Ich mache meine 1.Gehversuch mit RCP/SWT/JFace und habe Software übernommen, die ich weiterbearbeiten muss...
Ich habe nun ein Problem mit einem TreeViewer, der angelegt wird. Nach dem Starten des Views ist immer automatisch der 1.Knoten selektiert (was div.
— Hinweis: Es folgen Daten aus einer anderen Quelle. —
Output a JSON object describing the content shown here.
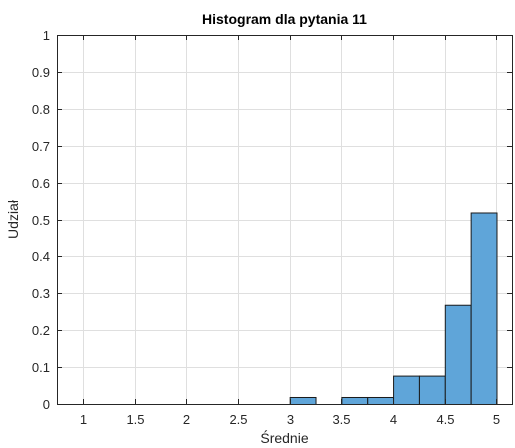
{
  "chart_data": {
    "type": "bar",
    "subtype": "histogram",
    "title": "Histogram dla pytania 11",
    "xlabel": "Średnie",
    "ylabel": "Udział",
    "xlim": [
      0.75,
      5.15
    ],
    "ylim": [
      0,
      1
    ],
    "grid": true,
    "bin_width": 0.25,
    "bins": [
      {
        "start": 3.0,
        "end": 3.25,
        "value": 0.019
      },
      {
        "start": 3.5,
        "end": 3.75,
        "value": 0.019
      },
      {
        "start": 3.75,
        "end": 4.0,
        "value": 0.019
      },
      {
        "start": 4.0,
        "end": 4.25,
        "value": 0.077
      },
      {
        "start": 4.25,
        "end": 4.5,
        "value": 0.077
      },
      {
        "start": 4.5,
        "end": 4.75,
        "value": 0.269
      },
      {
        "start": 4.75,
        "end": 5.0,
        "value": 0.519
      }
    ],
    "x_ticks": [
      {
        "value": 1,
        "label": "1"
      },
      {
        "value": 1.5,
        "label": "1.5"
      },
      {
        "value": 2,
        "label": "2"
      },
      {
        "value": 2.5,
        "label": "2.5"
      },
      {
        "value": 3,
        "label": "3"
      },
      {
        "value": 3.5,
        "label": "3.5"
      },
      {
        "value": 4,
        "label": "4"
      },
      {
        "value": 4.5,
        "label": "4.5"
      },
      {
        "value": 5,
        "label": "5"
      }
    ],
    "y_ticks": [
      {
        "value": 0,
        "label": "0"
      },
      {
        "value": 0.1,
        "label": "0.1"
      },
      {
        "value": 0.2,
        "label": "0.2"
      },
      {
        "value": 0.3,
        "label": "0.3"
      },
      {
        "value": 0.4,
        "label": "0.4"
      },
      {
        "value": 0.5,
        "label": "0.5"
      },
      {
        "value": 0.6,
        "label": "0.6"
      },
      {
        "value": 0.7,
        "label": "0.7"
      },
      {
        "value": 0.8,
        "label": "0.8"
      },
      {
        "value": 0.9,
        "label": "0.9"
      },
      {
        "value": 1,
        "label": "1"
      }
    ],
    "colors": {
      "bar_fill": "#5fa5d9",
      "bar_edge": "#1a1a1a",
      "grid": "#dfdfdf",
      "axis": "#262626"
    }
  }
}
Sachen triggert).
Wie kommt das und was kann ich dagegen tun?
Im SelectionChangedListener des Treeviewers sehe ich folgenden Stack Trace, der mir aber nicht wirklich hilft:

```
Thread [main] (Suspended (breakpoint at line 74 in AbstractNavigationView$1))   
            AbstractNavigationView$1.selectionChanged(SelectionChangedEvent) line: 74   
            Viewer$2.run() line: 162    
            SafeRunner.run(ISafeRunnable) line: 37  
            Platform.run(ISafeRunnable) line: 880   
            JFaceUtil$1.run(ISafeRunnable) line: 48 
            SafeRunnable.run(ISafeRunnable) line: 175   
            TreeViewer(Viewer).fireSelectionChanged(SelectionChangedEvent) line: 160    
            TreeViewer(StructuredViewer).updateSelection(ISelection) line: 2062 
            TreeViewer(StructuredViewer).handleSelect(SelectionEvent) line: 1138    
            StructuredViewer$4.widgetSelected(SelectionEvent) line: 1168    
            OpenStrategy.fireSelectionEvent(SelectionEvent) line: 227   
            OpenStrategy.access$3(OpenStrategy, SelectionEvent) line: 221   
            OpenStrategy$1.handleEvent(Event) line: 388 
            EventTable.sendEvent(Event) line: 84    
            Tree(Widget).sendEvent(Event) line: 1003    
            Display.runDeferredEvents() line: 3823  
            Display.readAndDispatch() line: 3422    
            Workbench.runEventLoop(Window$IExceptionHandler, Display) line: 2384    
            Workbench.runUI() line: 2348    
            Workbench.access$4(Workbench) line: 2200    
            Workbench$5.run() line: 495 
            Realm.runWithDefault(Realm, Runnable) line: 288 
            Workbench.createAndRunWorkbench(Display, WorkbenchAdvisor) line: 490    
            PlatformUI.createAndRunWorkbench(Display, WorkbenchAdvisor) line: 149   
            Application.start(IApplicationContext) line: 59 
            EclipseAppHandle.run(Object) line: 193  
            EclipseAppLauncher.runApplication(Object) line: 110 
            EclipseAppLauncher.start(Object) line: 79   
            EclipseStarter.run(Object) line: 386    
            EclipseStarter.run(String[], Runnable) line: 179    
            NativeMethodAccessorImpl.invoke0(Method, Object, Object[]) line: not available [native method]  
            NativeMethodAccessorImpl.invoke(Object, Object[]) line: 39  
            DelegatingMethodAccessorImpl.invoke(Object, Object[]) line: 25  
            Method.invoke(Object, Object...) line: 585  
            Main.invokeFramework(String[], URL[]) line: 549 
            Main.basicRun(String[]) line: 504   
            Main.run(String[]) line: 1236   
            Main.main(String[]) line: 1212
```
Ich habe auch schon die gespeicherten Workspace settings gelöscht, das macht aber keinen Unterschied.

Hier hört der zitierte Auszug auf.